Stanford, who was 1-over-par through her first 14 holes of the final round, sit three strokes back of leader Seo at even-par at the U.S. Women's Open. Stanford was tied with Seo at the top of the leaderboard at 4-under-par when she made the turn to the back nine but a double bogey on No. 11 and back-to-back bogeys on 13 and 14 have her trying to make a rally on Monday morning.
"I knew if I hit that 5‑iron too hard or if I pulled it it was going to be long," Stanford said of her approach shot on No. 11. "I hit a terrible chip. I misread the lie and just didn't hit a very good second putt. Things that, you know, can happen out here really easy, and I've been very fortunate that it hadn't happened yet this week, and just hit a poor shot on 13. You can't miss it short and left when the pin's front left, so just things that haven't happened all week.
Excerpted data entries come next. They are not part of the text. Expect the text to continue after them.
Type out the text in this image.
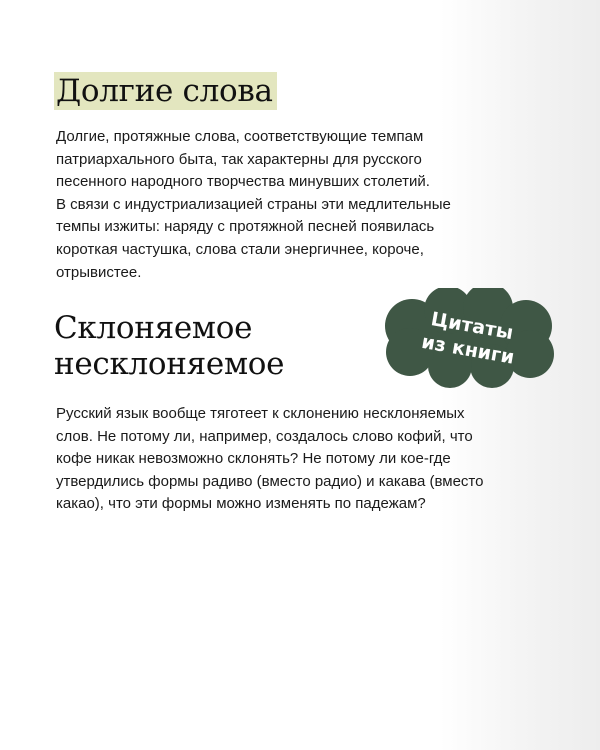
Долгие слова

Долгие, протяжные слова, соответствующие темпам
патриархального быта, так характерны для русского
песенного народного творчества минувших столетий.
В связи с индустриализацией страны эти медлительные
темпы изжиты: наряду с протяжной песней появилась
короткая частушка, слова стали энергичнее, короче,
отрывистее.

Склоняемое
несклоняемое
Цитаты
из книги

Русский язык вообще тяготеет к склонению несклоняемых
слов. Не потому ли, например, создалось слово кофий, что
кофе никак невозможно склонять? Не потому ли кое-где
утвердились формы радиво (вместо радио) и какава (вместо
какао), что эти формы можно изменять по падежам?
"It's good to know exactly what I have to do tomorrow. It's been beautiful every morning here, so the good news is I'm playing a stretch of holes that you can make three birdies and not 10 through 15. I'm looking forward to it."
Stanford has won four times on the LPGA Tour. Her best career finish in the U.S. Women's Open was a tie for second in 2003. It's one of two top-10 finishes that Stanford has recorded in 10 previous appearances at the U.S. Women's Open.